Мы приступаем к еде в полном молчании.

– Так жарила курицу моя бабушка, – роняю я спустя несколько невыносимо долгих минут.

Мартин поднимает глаза от тарелки. Видимо, за последнее время они с Кэт привыкли есть молча. Мартин едва заметно улыбается, и это вряд ли можно считать приглашением продолжить разговор, но я просто не могу сидеть до конца ужина в тишине. Я начинаю рассказывать Мартину и Кэт об Ирландии. Рассказываю о доме на холме, где жила бабушка, о хижине нашей семьи, расположенной ближе к морю, о тысячах оттенков зеленого цвета на склонах холмов и в полях. Рассказываю о своих любимых блюдах, которые готовила бабушка, – таких как копченый угорь с яблочной глазурью и сладкий бармбрак[3] с корицей.

После ужина мы переходим в гостиную и, устроившись у камина, приступаем к десерту. Это кусочки пирога со специями, который испекла для нас миссис Льюис. Я рассказываю, как в детстве мы с братьями ходили по причальной стенке: с одной стороны небольшие волны полизывали скользкие камни, с другой – покачивались на воде, натягивая швартовые канаты, ярко раскрашенные рыбацкие суда. А впереди перед нами вырисовывался маяк – белая, как снег, высокая башня с яркими сигнальными огнями. Рассказываю, как прелестно звенели колокола приходской церкви городка Донагади в рождественское утро, и мне никогда не надоедало их слушать. Я вспоминаю только счастливые мгновения, то, о чем скучаю.

Часы в гостиной бьют восемь раз, и Мартин говорит, что Кэт пора спать.

– А я начну поднимать наверх сундуки и чемоданы. – Он берет вещи Кэт и заносит в первую от лестничной площадки комнату второго этажа. Мы с Кэт следуем за ним. Девочка входит в комнату медленным, неуверенным шагом, почти как лунатик.

– Кэт, можно я тебя уложу? – спрашиваю я.

Немного поколебавшись, она кивает. Мартин уходит за остальными вещами.

Прежде это была комната сыновей врача, на что указывают два одинаковых покрывала с рисунком в виде игрушечных солдатиков, а также две лошадки-качалки в дальнем углу. Убранство надо как-то изменить. Пятилетняя девочка не может чувствовать себя здесь уютно.

Я помогаю Кэт переодеться в ночную сорочку, которая тоже ей тесна и коротковата. Девочке нужны новые платья; с тех пор как ее мама заболела и умерла, Кэт подросла, а Мартин, должно быть, этого не заметил.

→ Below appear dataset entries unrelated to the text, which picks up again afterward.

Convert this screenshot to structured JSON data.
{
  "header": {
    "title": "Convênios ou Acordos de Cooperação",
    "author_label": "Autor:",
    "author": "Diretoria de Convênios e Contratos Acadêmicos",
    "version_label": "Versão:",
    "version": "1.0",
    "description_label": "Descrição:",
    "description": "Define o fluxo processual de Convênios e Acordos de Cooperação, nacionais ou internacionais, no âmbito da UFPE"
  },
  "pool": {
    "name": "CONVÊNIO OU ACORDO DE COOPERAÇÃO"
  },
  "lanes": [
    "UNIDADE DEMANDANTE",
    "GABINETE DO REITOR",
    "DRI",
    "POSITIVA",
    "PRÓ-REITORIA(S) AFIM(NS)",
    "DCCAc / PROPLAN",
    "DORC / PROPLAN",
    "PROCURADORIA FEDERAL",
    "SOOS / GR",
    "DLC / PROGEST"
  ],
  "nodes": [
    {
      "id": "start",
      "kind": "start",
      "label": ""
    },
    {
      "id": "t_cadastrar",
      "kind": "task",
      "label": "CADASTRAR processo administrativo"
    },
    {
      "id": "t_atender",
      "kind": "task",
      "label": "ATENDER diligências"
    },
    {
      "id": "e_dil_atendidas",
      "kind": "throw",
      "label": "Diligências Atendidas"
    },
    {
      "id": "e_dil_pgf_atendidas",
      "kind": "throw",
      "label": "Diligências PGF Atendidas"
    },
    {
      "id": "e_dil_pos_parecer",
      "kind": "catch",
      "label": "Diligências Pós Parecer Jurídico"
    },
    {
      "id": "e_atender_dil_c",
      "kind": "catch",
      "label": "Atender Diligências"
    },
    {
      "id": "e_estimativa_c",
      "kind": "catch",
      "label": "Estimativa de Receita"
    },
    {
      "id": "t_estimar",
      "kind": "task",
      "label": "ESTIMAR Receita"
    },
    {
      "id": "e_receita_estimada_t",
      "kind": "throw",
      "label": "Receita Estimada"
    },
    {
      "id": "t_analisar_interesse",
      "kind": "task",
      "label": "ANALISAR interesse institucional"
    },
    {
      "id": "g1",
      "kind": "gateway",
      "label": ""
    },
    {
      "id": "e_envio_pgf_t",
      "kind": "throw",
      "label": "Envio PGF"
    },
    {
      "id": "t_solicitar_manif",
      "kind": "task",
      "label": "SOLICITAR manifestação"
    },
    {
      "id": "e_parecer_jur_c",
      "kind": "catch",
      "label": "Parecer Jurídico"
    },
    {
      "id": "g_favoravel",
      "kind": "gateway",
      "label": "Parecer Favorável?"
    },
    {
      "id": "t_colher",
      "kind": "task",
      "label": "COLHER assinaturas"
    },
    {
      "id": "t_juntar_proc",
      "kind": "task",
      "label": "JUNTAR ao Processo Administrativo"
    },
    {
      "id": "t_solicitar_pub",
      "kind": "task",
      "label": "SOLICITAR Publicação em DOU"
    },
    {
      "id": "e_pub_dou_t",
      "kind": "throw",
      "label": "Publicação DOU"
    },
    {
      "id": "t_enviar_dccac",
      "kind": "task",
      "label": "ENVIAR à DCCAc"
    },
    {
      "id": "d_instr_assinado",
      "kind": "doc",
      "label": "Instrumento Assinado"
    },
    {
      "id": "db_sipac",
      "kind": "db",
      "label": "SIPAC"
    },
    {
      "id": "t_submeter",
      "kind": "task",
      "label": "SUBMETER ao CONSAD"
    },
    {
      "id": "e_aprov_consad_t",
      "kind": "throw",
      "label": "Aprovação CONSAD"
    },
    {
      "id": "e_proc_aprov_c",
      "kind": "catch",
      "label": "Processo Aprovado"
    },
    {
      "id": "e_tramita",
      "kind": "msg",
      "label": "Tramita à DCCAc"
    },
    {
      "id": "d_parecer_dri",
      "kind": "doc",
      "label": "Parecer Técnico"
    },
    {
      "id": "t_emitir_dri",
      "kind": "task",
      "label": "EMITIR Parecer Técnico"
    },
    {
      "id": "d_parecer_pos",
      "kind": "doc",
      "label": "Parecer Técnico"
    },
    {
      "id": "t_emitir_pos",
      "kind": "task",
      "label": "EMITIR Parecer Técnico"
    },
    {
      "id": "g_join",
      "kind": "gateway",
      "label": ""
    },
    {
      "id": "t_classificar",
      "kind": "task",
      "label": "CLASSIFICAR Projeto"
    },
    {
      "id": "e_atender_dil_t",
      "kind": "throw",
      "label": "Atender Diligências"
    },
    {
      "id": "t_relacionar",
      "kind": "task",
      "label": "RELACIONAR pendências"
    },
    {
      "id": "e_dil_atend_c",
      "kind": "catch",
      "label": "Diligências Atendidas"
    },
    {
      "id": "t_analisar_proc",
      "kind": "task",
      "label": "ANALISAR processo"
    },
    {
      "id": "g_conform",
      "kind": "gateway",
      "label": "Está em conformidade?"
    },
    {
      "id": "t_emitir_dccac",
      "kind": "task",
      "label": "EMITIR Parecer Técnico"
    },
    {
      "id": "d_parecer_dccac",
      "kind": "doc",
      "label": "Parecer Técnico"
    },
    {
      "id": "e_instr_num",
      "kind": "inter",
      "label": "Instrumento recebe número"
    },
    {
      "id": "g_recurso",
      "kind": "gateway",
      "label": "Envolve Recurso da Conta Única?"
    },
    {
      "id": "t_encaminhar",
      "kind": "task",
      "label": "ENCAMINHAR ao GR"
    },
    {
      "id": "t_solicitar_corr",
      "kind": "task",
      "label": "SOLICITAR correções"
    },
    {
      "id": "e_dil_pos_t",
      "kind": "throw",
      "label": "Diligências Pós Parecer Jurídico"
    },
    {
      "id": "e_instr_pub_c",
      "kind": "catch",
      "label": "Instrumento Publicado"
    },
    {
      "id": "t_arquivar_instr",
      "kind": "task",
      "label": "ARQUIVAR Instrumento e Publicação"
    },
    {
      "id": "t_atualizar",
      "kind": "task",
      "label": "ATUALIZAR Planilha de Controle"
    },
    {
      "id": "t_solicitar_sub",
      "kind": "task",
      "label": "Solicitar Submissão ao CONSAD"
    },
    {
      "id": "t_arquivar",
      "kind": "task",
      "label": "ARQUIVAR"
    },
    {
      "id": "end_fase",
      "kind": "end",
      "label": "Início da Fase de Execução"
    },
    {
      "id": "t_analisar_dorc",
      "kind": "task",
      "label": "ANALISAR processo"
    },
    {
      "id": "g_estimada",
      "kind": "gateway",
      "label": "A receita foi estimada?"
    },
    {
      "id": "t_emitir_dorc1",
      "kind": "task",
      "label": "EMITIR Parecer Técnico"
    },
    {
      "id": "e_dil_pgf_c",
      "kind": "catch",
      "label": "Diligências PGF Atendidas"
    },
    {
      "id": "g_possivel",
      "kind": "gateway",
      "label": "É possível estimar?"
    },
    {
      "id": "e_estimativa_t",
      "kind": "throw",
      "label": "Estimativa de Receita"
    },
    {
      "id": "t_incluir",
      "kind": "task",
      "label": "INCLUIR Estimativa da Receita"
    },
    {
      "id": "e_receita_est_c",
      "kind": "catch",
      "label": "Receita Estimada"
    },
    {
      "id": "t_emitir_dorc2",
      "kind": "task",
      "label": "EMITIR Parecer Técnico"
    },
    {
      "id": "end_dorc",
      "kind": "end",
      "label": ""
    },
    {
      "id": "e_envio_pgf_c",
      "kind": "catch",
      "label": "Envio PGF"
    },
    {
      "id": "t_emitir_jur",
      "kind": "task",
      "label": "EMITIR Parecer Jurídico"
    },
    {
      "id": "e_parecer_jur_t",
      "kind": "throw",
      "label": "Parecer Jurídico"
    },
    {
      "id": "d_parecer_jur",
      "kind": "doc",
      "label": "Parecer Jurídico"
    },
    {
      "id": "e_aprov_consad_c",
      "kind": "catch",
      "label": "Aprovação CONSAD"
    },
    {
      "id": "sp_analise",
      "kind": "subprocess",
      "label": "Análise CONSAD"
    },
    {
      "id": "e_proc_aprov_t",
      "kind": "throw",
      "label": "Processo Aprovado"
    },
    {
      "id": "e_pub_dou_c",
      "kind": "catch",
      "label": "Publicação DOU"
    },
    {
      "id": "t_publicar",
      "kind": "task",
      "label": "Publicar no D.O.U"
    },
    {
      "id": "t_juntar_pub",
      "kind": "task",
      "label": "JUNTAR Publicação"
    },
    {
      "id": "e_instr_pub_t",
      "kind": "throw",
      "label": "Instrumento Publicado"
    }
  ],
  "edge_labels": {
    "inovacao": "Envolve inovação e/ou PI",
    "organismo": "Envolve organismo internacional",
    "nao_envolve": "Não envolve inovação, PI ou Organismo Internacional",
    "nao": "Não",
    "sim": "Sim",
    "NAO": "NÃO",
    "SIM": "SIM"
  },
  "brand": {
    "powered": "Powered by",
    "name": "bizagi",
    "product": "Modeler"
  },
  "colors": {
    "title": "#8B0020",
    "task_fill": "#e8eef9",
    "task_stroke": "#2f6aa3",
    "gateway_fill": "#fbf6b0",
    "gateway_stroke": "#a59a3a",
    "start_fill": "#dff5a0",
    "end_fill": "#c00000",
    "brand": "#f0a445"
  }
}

– Пожалуй, надо купить тебе несколько новых нарядов.

Вешаю ее платье в шкаф вместе с другими платьями из сундука; их всего с полдюжины, и все они ей малы. На дне сундука фотография в овальной рамке. Портрет красивой женщины: золотистые волосы, светлая кожа, нос – такой же, как у Кэт.

– Это твоя мама?

Беру в руки фотографию, чтобы лучше рассмотреть лицо, и затем перевожу взгляд на Кэт. Девочка сидит на одной из кроватей, наблюдая за мной.

Она кивает в ответ, и на ее лицо словно опускается вуаль печали. О, как же я хочу, чтобы Кэт со мной заговорила.

– Я знаю, каково это – тосковать по тем, кого любишь. – С фотографией в руках я подхожу к кровати, на которой сидит Кэт. – Это самая страшная мука на свете. Несколько лет назад с моим папой произошел несчастный случай, он умер и тоже вознесся на небеса. Как и твоя мама. Я очень по нему скучаю.

Кэт по-прежнему смотрит на меня, но я замечаю в ее печальных глазах проблеск интереса.

– Давай положим фотографию твоей мамы под подушку, и ты будешь на ней спать? Словно твоя голова покоится у нее на коленях? Хочешь?

Девочка кивает, забирается в постель и ложится. Я подсовываю фотографию ей под подушку.

– Ты молишься на ночь? – спрашиваю я, укрывая ее одеялом до подбородка. В комнате холодно, хотя газовый камин отбрасывает вокруг оранжевые блики. Девочка качает головой. – Давай я прочту одну молитву за нас обеих? Не возражаешь?